Home builder confidence increased in April to an index reading of 63, which was one point higher than for March and the highest reading in six months. Analysts said that April’s reading revealed more about housing market conditions in the past six months than it was an indicator of future market conditions.
November’s builder confidence reading was the lowest since housing markets tanked in 2008, Builder confidence recovered over the past few months despite headwinds including higher materials costs and shortages of labor and buildable lots.
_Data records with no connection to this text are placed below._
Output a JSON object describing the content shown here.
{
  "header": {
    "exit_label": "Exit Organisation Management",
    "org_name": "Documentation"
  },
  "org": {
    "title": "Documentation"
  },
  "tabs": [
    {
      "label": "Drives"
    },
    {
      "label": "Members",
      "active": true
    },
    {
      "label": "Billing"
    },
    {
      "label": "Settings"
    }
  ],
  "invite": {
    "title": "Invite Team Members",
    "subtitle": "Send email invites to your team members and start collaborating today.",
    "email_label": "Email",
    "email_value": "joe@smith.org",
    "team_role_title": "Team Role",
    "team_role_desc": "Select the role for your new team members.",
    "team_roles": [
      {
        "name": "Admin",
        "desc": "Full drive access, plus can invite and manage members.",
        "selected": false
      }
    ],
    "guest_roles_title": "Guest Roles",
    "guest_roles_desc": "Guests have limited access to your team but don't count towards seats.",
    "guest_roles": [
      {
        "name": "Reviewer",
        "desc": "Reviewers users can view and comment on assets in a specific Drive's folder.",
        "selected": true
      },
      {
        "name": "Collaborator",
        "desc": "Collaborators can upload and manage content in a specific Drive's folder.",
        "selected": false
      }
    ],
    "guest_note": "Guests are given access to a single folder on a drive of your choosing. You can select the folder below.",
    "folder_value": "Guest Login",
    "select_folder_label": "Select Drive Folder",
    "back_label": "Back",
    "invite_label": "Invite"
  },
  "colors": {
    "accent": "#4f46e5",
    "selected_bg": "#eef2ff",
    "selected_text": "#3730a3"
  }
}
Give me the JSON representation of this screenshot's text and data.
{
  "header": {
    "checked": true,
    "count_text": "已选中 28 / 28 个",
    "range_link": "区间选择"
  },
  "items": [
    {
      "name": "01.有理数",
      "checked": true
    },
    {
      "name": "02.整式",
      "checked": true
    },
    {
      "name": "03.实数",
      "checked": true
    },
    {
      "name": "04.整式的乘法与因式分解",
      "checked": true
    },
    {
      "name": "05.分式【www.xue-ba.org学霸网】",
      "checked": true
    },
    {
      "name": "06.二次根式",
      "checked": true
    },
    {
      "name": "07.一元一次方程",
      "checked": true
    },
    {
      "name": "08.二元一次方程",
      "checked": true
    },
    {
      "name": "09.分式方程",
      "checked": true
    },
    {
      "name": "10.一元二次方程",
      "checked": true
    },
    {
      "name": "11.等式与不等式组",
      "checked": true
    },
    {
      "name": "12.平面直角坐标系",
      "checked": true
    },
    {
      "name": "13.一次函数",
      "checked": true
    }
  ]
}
Home Builder Confidence Holds Steady Despite Headwinds
NAHB Housing Market Index readings over 50 indicate that most home builders are confident about housing market conditions. While April’s reading was comfortably above the benchmark, the average reading so far in 2019 is 61 as compared to 2018’s annual average reading of 67.
Component readings of the Housing Market Index were mixed in April. Builder confidence in current housing market conditions rose one point to 69; confidence in housing market conditions over the next six months dropped one point to 71 and the reading for builder confidence in buyer traffic rose three points to an index reading of 47. Readings for builder confidence in buyer traffic seldom exceeds 50.
Market Conditions Expected to Improve, but Obstacles Persist
Improving weather conditions and the peak home-buying season should boost builder confidence and housing market conditions, but rapidly rising home prices and affordability concerns could dampen housing markets and builder enthusiasm. Analysts report that no major changes are expected to mortgage rates in 2019. If this holds true, potential homebuyers are likely to take advantage of lower rates to buy homes. Analysts also said that initial impact of new tax laws has faded; more home buyers are expected to enter the market.
Market conditions depend on buyers and sellers; their motivations, resources and ability to “stay put” impact individual home sales. Buyers who depend on financing their home purchases are competing with increasing numbers of cash buyers; the National Association of Realtors ® traditionally reported about 10 percent of home sales were cash transactions, in recent years cash sales have increased to approximately 20 percent of home sales.
Homeowners are more likely to accept cash offers rather than accepting offers from buyers who must qualify for mortgages under a lengthy and precise approval process. Trends indicate that more homeowners are choosing to stay in their homes; this and exclusionary zoning laws in some areas are reducing the number of homes available.